Romper as barreiras do etarismo é uma necessidade
O preconceito com a idade deve se tornar uma luta individual, pois também é uma condição que colocamos em nós mesmos. Fran diz que precisamos questionar e pontuar quando percebemos que alguém está sendo etarista.
“Parece uma coisa crítica demais, mas em geral as
pessoas não percebem que têm comportamentos etaristas.”
Para
a especialistas existes alguns aspectos que são fundamentais para combater o
preconceito. São eles:
- Investir
em autoconhecimento, para compreender, frente ao cenário e perfil pessoal
o que pode ser realizado de diferente.
- Aplicar
a atualização profissional: lifelong learning. O que seria
importante aprender ou aperfeiçoar para melhorar as minhas chances de
atingir meus objetivos?
Existem
diversas plataformas que oferecem cursos profissionalizantes para esse tipo de
atualização. O Instituto de Longevidade MAG é um desses exemplos e conta com as
melhores opções de especializações para pessoas acima de 40 anos. Com mais
de 300 opções de cursos gratuitos, se atualizar profissionalmente se
torna muito mais acessível.
- Dar uma
atenção especial a sua rede de contatos e ampliá-la pensando nesses
objetivos.
Fran
destaca que atenção especial não é sair pedindo emprego ou se lamentando: é
cultivar. Ela pontua que rever a forma de se apresentar nas redes sociais, as
publicações, compartilhamentos e participação em grupos também podem ser
incrementados. “Tente conhecer algumas pessoas através de um “café virtual”.

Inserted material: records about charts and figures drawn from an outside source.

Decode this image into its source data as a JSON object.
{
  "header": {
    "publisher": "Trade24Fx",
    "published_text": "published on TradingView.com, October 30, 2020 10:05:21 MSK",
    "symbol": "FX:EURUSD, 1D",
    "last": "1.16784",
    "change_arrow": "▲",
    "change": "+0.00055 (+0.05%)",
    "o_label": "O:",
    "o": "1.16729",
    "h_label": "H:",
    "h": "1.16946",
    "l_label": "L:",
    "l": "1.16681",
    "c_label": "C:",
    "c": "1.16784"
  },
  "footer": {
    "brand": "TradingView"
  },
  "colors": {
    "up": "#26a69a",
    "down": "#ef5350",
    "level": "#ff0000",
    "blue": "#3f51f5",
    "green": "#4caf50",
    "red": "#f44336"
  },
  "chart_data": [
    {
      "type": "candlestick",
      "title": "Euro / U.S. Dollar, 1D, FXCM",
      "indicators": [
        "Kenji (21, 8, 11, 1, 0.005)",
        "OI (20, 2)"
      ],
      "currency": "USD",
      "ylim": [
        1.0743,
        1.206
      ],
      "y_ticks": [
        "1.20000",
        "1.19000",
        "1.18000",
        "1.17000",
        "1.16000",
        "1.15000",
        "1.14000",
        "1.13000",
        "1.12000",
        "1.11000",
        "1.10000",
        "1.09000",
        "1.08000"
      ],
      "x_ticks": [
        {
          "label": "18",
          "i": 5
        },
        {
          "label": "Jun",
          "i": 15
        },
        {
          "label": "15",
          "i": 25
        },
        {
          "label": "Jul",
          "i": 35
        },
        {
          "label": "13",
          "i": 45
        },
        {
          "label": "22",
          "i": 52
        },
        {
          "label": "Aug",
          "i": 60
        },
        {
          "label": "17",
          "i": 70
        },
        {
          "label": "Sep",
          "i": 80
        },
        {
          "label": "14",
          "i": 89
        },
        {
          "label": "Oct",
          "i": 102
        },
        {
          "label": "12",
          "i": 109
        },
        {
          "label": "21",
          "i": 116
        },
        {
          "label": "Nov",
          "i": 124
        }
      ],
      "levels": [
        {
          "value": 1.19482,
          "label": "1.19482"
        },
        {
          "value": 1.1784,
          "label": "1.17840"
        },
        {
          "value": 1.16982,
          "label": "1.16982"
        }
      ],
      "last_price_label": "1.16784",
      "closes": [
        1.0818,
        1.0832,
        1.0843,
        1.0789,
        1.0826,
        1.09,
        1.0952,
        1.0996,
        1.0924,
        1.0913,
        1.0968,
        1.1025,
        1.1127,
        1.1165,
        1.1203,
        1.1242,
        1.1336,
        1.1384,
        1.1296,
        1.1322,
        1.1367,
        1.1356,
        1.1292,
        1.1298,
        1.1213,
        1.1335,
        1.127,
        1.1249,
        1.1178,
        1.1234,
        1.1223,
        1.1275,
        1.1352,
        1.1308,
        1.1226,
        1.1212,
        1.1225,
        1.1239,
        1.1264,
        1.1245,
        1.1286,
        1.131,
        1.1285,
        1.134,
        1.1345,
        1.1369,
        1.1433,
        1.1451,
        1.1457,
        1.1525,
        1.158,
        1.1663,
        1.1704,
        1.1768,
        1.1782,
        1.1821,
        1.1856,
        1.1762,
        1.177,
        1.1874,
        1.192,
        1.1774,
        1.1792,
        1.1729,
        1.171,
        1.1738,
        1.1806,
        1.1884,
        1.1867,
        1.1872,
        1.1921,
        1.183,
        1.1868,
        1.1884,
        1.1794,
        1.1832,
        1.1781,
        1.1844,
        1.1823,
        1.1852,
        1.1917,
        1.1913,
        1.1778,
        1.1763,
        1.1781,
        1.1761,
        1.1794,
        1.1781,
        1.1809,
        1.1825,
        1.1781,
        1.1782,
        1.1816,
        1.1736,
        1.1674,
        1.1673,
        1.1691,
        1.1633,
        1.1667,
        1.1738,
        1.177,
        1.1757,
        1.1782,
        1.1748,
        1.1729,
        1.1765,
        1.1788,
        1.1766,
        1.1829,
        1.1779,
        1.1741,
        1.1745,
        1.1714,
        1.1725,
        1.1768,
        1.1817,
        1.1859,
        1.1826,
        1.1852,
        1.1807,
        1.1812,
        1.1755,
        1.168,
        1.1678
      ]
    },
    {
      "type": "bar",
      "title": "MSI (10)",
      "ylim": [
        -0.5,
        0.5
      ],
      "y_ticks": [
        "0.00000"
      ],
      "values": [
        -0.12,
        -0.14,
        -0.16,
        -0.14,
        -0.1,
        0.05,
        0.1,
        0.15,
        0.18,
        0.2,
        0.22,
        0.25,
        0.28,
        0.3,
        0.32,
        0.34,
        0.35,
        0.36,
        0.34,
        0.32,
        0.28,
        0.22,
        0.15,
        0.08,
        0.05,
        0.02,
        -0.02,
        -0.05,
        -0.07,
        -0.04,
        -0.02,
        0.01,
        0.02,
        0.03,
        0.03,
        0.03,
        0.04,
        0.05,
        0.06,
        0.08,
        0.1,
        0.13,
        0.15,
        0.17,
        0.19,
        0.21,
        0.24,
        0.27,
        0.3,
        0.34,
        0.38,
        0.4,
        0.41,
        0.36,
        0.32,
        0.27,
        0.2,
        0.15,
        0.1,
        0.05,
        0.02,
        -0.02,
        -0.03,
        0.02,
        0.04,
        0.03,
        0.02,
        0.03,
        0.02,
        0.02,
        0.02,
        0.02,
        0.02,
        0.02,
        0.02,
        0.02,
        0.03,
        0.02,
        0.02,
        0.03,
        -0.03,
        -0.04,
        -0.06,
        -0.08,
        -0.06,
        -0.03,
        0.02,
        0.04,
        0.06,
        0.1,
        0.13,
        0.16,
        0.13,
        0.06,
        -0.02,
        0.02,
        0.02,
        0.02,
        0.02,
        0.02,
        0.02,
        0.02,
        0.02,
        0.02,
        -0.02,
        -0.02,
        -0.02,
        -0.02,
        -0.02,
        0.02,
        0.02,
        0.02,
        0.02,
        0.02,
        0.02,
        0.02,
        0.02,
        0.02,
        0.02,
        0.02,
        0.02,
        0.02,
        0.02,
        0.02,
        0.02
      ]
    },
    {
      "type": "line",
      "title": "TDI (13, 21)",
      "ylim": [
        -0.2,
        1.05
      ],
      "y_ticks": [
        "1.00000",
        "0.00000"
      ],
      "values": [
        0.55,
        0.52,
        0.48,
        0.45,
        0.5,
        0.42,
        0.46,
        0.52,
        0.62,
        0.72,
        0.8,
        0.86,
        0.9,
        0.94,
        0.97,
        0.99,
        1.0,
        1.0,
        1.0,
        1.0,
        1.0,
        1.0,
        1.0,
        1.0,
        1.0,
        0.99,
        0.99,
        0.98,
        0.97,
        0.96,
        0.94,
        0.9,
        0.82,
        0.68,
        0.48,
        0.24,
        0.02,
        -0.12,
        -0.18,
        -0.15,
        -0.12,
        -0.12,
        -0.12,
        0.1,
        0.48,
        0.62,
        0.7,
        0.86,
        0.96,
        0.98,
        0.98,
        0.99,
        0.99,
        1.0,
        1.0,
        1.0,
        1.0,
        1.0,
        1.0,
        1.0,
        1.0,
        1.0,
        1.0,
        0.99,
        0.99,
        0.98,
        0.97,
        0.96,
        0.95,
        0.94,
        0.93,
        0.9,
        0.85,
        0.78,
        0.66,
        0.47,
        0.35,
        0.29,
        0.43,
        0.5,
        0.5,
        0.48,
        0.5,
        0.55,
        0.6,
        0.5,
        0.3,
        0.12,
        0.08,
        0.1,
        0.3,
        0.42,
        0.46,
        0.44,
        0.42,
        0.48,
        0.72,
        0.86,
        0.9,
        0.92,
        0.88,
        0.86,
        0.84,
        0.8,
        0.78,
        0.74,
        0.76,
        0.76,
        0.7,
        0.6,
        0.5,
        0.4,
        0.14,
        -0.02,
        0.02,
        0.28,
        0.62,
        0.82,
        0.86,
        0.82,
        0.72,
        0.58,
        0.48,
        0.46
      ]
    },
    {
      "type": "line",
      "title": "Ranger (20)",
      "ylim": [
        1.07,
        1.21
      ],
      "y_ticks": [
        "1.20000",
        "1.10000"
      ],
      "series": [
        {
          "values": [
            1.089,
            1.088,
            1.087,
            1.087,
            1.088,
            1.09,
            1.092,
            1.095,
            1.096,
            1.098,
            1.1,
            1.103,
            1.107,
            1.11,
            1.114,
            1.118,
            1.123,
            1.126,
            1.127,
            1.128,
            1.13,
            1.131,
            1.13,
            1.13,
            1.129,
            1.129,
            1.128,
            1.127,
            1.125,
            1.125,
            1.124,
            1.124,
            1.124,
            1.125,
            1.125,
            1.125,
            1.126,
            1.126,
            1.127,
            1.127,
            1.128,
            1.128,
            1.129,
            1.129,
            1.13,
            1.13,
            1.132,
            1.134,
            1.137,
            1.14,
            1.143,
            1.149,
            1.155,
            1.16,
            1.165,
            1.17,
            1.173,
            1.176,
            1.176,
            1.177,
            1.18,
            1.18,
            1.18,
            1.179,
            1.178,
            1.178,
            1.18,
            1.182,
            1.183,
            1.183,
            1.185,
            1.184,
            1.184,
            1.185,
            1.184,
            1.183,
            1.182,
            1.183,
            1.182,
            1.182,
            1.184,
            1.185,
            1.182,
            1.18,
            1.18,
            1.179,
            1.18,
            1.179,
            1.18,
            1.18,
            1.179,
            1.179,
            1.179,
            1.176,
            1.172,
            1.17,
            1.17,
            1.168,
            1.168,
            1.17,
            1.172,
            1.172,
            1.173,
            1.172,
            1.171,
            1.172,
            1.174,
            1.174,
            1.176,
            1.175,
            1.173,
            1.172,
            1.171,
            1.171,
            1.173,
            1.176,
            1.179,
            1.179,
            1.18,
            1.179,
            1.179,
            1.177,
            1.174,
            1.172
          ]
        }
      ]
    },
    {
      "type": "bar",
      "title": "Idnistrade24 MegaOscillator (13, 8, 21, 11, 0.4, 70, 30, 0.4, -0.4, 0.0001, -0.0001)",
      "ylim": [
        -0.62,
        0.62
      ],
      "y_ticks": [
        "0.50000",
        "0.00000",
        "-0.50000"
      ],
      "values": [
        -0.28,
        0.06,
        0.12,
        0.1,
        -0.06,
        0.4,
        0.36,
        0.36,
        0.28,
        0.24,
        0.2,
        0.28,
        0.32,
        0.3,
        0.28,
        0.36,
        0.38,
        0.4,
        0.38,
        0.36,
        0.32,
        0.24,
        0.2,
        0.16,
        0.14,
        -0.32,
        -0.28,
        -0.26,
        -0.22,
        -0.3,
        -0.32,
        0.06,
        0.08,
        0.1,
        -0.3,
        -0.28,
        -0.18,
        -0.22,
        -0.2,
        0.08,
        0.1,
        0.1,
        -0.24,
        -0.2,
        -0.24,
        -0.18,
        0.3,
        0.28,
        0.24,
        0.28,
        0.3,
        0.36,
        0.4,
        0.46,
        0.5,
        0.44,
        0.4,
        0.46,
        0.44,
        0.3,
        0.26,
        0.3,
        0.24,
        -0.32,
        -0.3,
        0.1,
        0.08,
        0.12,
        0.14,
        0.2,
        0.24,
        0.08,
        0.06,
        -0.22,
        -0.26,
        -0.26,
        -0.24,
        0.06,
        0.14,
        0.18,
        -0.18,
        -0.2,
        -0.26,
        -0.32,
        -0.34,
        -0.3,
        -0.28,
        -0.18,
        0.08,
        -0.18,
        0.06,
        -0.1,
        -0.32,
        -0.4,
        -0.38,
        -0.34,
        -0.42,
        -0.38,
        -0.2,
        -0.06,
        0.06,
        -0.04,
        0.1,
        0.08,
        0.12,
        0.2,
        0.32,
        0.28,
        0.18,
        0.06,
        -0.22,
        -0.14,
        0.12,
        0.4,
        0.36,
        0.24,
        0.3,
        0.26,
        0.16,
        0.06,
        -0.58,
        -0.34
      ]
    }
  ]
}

Ofereça-se para apoiar algum trabalho ou uma causa. Demonstre empatia”,
completa.
- Para
quem não está trabalhando, participar de algum trabalho voluntário pode
ser enriquecedora, além de ampliar a sua rede com pessoas do bem.
Além
de poder ajudar no treinamento de competências comportamentais interessantes.
- Manter
uma rotina que cuide da mente e corpo. Uma rotina de exercícios e momentos
de lazer devem ser intercalados com essa busca de objetivos profissionais.